Figure 9: Neighbor-joining network performed in SPLITSTREE for 83 Cochlearia individuals based on 1500 SNPs obtained from RAD-seq data and using the uncorrected_P distance measure. Different symbols (squares or triangles) indicate chromosome number. Individuals with unknown chromosome number are indicated by a circle. Populations are further colored according to geographical areas, and names abbreviated according to Appendix Table A3 and A4.
35 Bayesian phylogeny
The topology of the Bayesian majority-rule consensus tree was consistent with the single most-parsimonious tree (length = 1423) that was found (Fig. 10, the most-parsimonious tree not shown). When rooted with the southwestern European population AST, the Icelandic alpine and Svalbard populations constituted a well-supported monophyletic group where the alpine populations (brown) were sister group to the Svalbard populations (orange), which again constituted a well-supported sister group to the coastal Icelandic populations. Within the Icelandic coastal populations, the eastern populations (pink) were sister group to a clade consisting of southern (light blue), northern (grey) and western (green) populations. Bootstrap values supporting the S-N-W-clade as monophyletic were, however, low (61), and further relationships within this clade were generally with low support.

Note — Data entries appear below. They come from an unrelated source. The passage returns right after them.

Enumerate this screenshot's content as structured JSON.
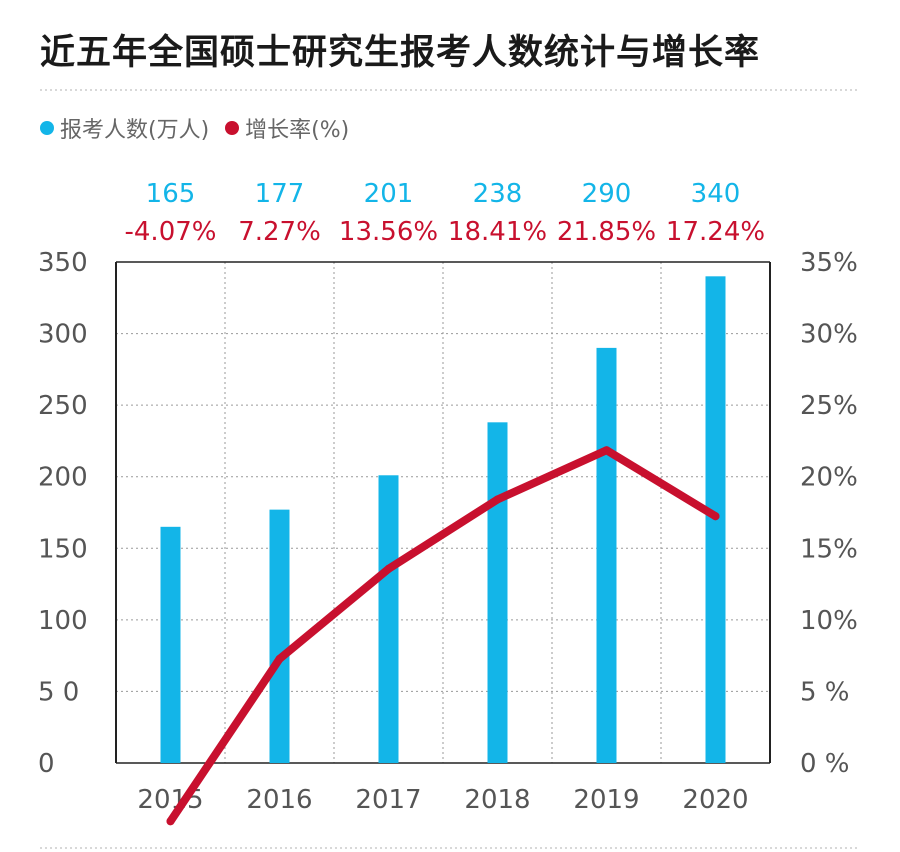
{
  "title": "近五年全国硕士研究生报考人数统计与增长率",
  "legend": {
    "applicants_label": "报考人数(万人)",
    "growth_label": "增长率(%)"
  },
  "colors": {
    "bar": "#13b5e8",
    "line": "#c8102e",
    "title": "#1a1a1a",
    "axis_text": "#555555",
    "grid": "#9a9a9a"
  },
  "chart_data": {
    "type": "bar+line",
    "categories": [
      "2015",
      "2016",
      "2017",
      "2018",
      "2019",
      "2020"
    ],
    "series": [
      {
        "name": "报考人数(万人)",
        "type": "bar",
        "axis": "left",
        "values": [
          165,
          177,
          201,
          238,
          290,
          340
        ],
        "labels": [
          "165",
          "177",
          "201",
          "238",
          "290",
          "340"
        ]
      },
      {
        "name": "增长率(%)",
        "type": "line",
        "axis": "right",
        "values": [
          -4.07,
          7.27,
          13.56,
          18.41,
          21.85,
          17.24
        ],
        "labels": [
          "-4.07%",
          "7.27%",
          "13.56%",
          "18.41%",
          "21.85%",
          "17.24%"
        ]
      }
    ],
    "y_left": {
      "range": [
        0,
        350
      ],
      "ticks": [
        "0",
        "5 0",
        "100",
        "150",
        "200",
        "250",
        "300",
        "350"
      ]
    },
    "y_right": {
      "range": [
        0,
        35
      ],
      "ticks": [
        "0 %",
        "5 %",
        "10%",
        "15%",
        "20%",
        "25%",
        "30%",
        "35%"
      ]
    },
    "grid": true,
    "legend_position": "top-left"
  }
}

Figure 10: Bayesian majority-rule consensus tree for 24 Cochlearia populations (names abbreviated according to Appendix Table A3 and A4) based on 2482 SNPs obtained from RAD-seq data. Posterior probability values are shown in black above branches. Bootstrap values from the parsimony bootstrap analysis are shown in grey below branches. Color coding of populations is as follows: Spanish = dark blue, French = purple, Svalbard = orange; Icelandic regions: alpine = brown, eastern = pink, southern = light blue, western = green, northern = grey.